Groups > comp.compilers > #2849 > unrolled thread

Re: Are compiler developers light-years ahead of other software development?

Started by	Christopher F Clark <christopher.f.clark@compiler-resources.com>
First post	2022-01-20 21:11 +0200
Last post	2022-01-22 09:34 +0000
Articles	4 — 3 participants

Back to article view | Back to comp.compilers

  Re: Are compiler developers light-years ahead of other software development? Christopher F Clark <christopher.f.clark@compiler-resources.com> - 2022-01-20 21:11 +0200
    Re: Are compiler developers light-years ahead of other software development? anton@mips.complang.tuwien.ac.at (Anton Ertl) - 2022-01-21 17:38 +0000
      Re: Are compiler developers light-years ahead of other software development? gah4 <gah4@u.washington.edu> - 2022-01-21 17:40 -0800
        Re: Are compiler developers light-years ahead of other software development? anton@mips.complang.tuwien.ac.at (Anton Ertl) - 2022-01-22 09:34 +0000

#2849 — Re: Are compiler developers light-years ahead of other software development?

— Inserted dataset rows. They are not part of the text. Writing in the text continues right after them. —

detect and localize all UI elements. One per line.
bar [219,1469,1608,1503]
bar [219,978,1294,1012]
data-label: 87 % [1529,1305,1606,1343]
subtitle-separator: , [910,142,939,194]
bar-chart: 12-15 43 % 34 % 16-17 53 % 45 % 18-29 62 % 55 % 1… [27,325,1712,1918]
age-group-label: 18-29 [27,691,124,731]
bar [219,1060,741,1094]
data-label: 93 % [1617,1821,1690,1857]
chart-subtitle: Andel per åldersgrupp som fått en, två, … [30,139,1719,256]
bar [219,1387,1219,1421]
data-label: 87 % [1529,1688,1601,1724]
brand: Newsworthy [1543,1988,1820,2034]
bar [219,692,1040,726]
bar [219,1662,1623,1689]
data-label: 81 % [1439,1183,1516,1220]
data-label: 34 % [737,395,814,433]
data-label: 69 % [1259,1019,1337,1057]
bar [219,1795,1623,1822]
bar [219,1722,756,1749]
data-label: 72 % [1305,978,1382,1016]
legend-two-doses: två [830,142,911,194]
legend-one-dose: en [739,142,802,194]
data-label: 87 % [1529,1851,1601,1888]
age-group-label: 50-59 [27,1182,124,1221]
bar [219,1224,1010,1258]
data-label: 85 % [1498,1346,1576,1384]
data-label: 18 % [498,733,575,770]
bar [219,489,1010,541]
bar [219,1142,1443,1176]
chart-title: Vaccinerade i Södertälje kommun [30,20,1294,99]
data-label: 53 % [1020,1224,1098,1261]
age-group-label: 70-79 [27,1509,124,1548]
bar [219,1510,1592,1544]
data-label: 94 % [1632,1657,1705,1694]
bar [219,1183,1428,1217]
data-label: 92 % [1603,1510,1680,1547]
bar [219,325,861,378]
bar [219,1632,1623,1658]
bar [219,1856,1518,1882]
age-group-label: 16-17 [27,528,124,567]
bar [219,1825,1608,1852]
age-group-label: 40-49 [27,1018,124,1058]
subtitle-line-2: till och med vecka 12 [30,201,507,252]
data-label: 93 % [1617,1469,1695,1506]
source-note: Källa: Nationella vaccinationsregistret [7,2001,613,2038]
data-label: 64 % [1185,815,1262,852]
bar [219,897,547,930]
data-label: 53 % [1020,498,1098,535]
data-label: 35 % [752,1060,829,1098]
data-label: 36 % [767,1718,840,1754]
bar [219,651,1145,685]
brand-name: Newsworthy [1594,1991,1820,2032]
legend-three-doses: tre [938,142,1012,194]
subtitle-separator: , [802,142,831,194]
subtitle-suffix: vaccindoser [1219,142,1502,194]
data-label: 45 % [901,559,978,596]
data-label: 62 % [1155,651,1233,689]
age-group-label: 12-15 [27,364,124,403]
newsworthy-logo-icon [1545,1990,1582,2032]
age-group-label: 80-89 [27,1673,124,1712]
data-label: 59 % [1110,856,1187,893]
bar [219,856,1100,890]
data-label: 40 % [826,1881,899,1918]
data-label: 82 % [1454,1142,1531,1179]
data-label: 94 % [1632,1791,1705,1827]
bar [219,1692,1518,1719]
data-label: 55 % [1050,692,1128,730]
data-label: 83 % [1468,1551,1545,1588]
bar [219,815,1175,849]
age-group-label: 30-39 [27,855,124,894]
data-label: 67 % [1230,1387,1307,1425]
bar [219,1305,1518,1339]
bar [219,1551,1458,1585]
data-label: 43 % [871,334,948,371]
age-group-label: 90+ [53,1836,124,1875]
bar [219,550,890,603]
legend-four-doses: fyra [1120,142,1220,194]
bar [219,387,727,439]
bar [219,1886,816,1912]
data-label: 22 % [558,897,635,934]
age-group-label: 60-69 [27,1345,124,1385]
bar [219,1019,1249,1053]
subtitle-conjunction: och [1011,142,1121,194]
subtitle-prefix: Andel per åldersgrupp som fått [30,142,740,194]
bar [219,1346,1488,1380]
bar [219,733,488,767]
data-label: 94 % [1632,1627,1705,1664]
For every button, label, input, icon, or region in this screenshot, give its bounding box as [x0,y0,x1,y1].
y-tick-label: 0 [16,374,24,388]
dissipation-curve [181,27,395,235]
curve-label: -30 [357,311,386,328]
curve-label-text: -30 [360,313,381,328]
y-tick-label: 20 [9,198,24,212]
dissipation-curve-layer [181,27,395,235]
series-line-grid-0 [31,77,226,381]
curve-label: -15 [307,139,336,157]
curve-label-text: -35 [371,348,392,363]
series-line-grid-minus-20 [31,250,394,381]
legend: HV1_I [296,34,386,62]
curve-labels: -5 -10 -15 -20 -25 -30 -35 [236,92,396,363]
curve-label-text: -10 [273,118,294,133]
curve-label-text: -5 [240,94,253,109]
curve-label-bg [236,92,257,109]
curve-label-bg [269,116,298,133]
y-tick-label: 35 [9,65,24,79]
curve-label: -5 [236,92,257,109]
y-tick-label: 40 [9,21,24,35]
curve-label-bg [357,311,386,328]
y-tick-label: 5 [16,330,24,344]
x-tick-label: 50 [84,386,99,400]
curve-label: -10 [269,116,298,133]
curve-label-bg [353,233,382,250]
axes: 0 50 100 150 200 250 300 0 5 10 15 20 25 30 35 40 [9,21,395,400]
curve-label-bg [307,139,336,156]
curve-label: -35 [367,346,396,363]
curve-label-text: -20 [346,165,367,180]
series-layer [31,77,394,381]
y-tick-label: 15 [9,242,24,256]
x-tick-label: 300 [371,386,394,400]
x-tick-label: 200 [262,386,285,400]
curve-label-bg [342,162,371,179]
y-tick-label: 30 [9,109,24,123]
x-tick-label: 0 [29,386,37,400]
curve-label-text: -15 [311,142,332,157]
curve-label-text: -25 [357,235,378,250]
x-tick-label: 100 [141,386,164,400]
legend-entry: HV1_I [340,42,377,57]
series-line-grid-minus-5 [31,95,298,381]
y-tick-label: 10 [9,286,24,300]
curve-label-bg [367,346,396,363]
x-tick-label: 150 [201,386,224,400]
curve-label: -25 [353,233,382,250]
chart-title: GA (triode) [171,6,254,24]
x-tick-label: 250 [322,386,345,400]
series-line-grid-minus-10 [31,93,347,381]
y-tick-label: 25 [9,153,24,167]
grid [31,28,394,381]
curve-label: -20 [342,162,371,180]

From	Christopher F Clark <christopher.f.clark@compiler-resources.com>
Date	2022-01-20 21:11 +0200
Subject	Re: Are compiler developers light-years ahead of other software development?
Message-ID	<22-01-077@comp.compilers>

Sadly, I would like to offer an alternate perspective on how far
compilers are than other areas of software development.

Yes, LL and LR parser generators have been around for decades. My
compiler class in the late 1970s had me implement both of them.
However, shortly after that parser technology was considered basically
a settled problem, while in actuality many parser generators are hard
to use and people don't understand it when they output state machines
and conflict messages freak compiler writers out, etc.

As a result, despite all the technology we could be bringing to bare
on compilers, as far as I can tell, more than half the compilers in
actual use are done via hand-written recursive descent with little
hacks here and there to get them to work. The prevalence of "ad hack"
compilers should be embarrassing to anyone who wants to talk about
software "engineering".

There is good theory we could put to use building better compilers and
more reliable languages. However, most of it is languishing and going
to waste.

At least that's what this compiler developer sees when he looks at the
landscape. But maybe I am biased in that perspective....

******************************************************************************
Chris Clark                  email: christopher.f.clark@compiler-resources.com
Compiler Resources, Inc.  Web Site: http://world.std.com/~compres
23 Bailey Rd                 voice: (508) 435-5016
Berlin, MA  01503 USA      twitter: @intel_chris
------------------------------------------------------------------------------
[There's a definite "too busy chopping down trees to sharpen our axes" vibe
here. -John]

[toc] | [next] | [standalone]

#2850

From	anton@mips.complang.tuwien.ac.at (Anton Ertl)
Date	2022-01-21 17:38 +0000
Message-ID	<22-01-079@comp.compilers>
In reply to	#2849

Christopher F Clark <christopher.f.clark@compiler-resources.com> writes:
>Yes, LL and LR parser generators have been around for decades. My
>compiler class in the late 1970s had me implement both of them.
>However, shortly after that parser technology was considered basically
>a settled problem, while in actuality many parser generators are hard
>to use and people don't understand it when they output state machines
>and conflict messages freak compiler writers out, etc.

This points to one reason why some people don't use these generators.
You need to know quite a bit about the implementation technique behind
it to understand what (for LR-based parser generators) a shift-reduce
or reduce-reduce conflict means and how to fix that problem.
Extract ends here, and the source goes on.